No doubt questions are being asked since May on whether terrorists can be “strategic assets” for some future design in India or Afghanistan, but there is very little discourse on the substantial amount of evidence regarding the growth of terrorist hubs elsewhere in the country. This is particularly so in the case of South Punjab, where outlawed terror outfits regularly develop new incarnates in full view of the authorities and which has been described by several analysts as another terrorist hub.

“Pakistanis are unable to see our own country's complicity in supporting the global jihad ecosystem,” rue some while the consulting editor of The Friday Times and relentless advocate of introspection, Raza Rumi, found much to his chagrin that “I exist on the margins of the mainstream. Even my extended family thinks that the U.S. is responsible for everything wrong in Pakistan.”

Repeatedly reminded of the “you are either with us or against us” Hobson's choice offered by the U.S. under the threat to bomb Pakistan “back to the stone age”, the common man feels that his country is still being bombed — maybe not by the Americans, though there are enough conspiracy theories on that line — and the resultant security situation has not only resulted in a flight of capital but also set the country back by decades, both materially and in mindset.

One statistic that is often bandied about as an example is the value of the Pakistani rupee, particularly against its Indian counterpart. The Pakistani rupee has depreciated so much that today it is in the vicinity of PKR 87 to a dollar whereas it used to be stronger than INR in the not-so-distant past. Tourism has dried up and the security situation has resulted in all European carriers dropping Pakistan from their grid around 2003, perforce making Arab airlines the main gateway to the outside world.

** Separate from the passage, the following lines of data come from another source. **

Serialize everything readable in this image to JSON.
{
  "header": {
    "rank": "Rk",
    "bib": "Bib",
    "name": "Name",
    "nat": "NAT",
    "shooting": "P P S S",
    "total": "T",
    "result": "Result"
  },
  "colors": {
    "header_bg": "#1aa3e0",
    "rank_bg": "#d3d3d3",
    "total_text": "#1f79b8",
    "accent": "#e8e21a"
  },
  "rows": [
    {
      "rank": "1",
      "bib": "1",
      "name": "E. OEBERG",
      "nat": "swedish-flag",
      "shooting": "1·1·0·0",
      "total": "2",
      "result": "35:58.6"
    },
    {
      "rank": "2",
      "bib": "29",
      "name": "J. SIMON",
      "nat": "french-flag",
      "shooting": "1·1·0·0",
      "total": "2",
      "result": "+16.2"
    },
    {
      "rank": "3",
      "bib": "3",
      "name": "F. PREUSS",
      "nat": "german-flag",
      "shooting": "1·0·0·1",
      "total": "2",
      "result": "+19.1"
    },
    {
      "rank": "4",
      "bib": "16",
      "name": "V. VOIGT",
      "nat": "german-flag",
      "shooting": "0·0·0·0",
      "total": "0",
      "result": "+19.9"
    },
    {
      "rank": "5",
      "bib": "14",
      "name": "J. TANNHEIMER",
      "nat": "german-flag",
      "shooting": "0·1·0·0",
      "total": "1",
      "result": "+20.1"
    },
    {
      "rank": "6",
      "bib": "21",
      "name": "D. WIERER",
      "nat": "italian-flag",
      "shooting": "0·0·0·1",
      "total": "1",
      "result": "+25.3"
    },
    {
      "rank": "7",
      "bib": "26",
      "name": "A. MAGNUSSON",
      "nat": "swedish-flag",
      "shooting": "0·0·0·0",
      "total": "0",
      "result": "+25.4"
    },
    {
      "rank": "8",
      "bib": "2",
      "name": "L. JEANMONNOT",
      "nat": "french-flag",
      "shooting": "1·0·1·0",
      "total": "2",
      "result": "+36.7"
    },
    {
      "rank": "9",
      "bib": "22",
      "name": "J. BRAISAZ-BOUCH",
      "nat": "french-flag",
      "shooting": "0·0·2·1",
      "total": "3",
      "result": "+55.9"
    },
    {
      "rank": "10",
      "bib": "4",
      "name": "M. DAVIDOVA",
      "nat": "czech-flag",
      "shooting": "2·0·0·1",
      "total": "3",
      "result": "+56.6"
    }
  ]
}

The state of the economy, the security situation and the radicalisation of society have together squeezed out entertainment opportunities — a cinema hall in the capital itself was burned down — and cultural events being cancelled at the last minute for fear of reprisal are not unusual. Most films are released only in select cities where security is assured and there is limited chance of a rightwing backlash for some imagined assault on what they deem as Pakistan's culture.

As far as the average Pakistani is concerned, the fictional Dementors seem to have taken permanent residence and all they can do is be eternally prepared for the worst as the dregs of hope fade with every suicide attack by alarmingly young boys in search of a better afterlife and an establishment that refuses to mend its ways.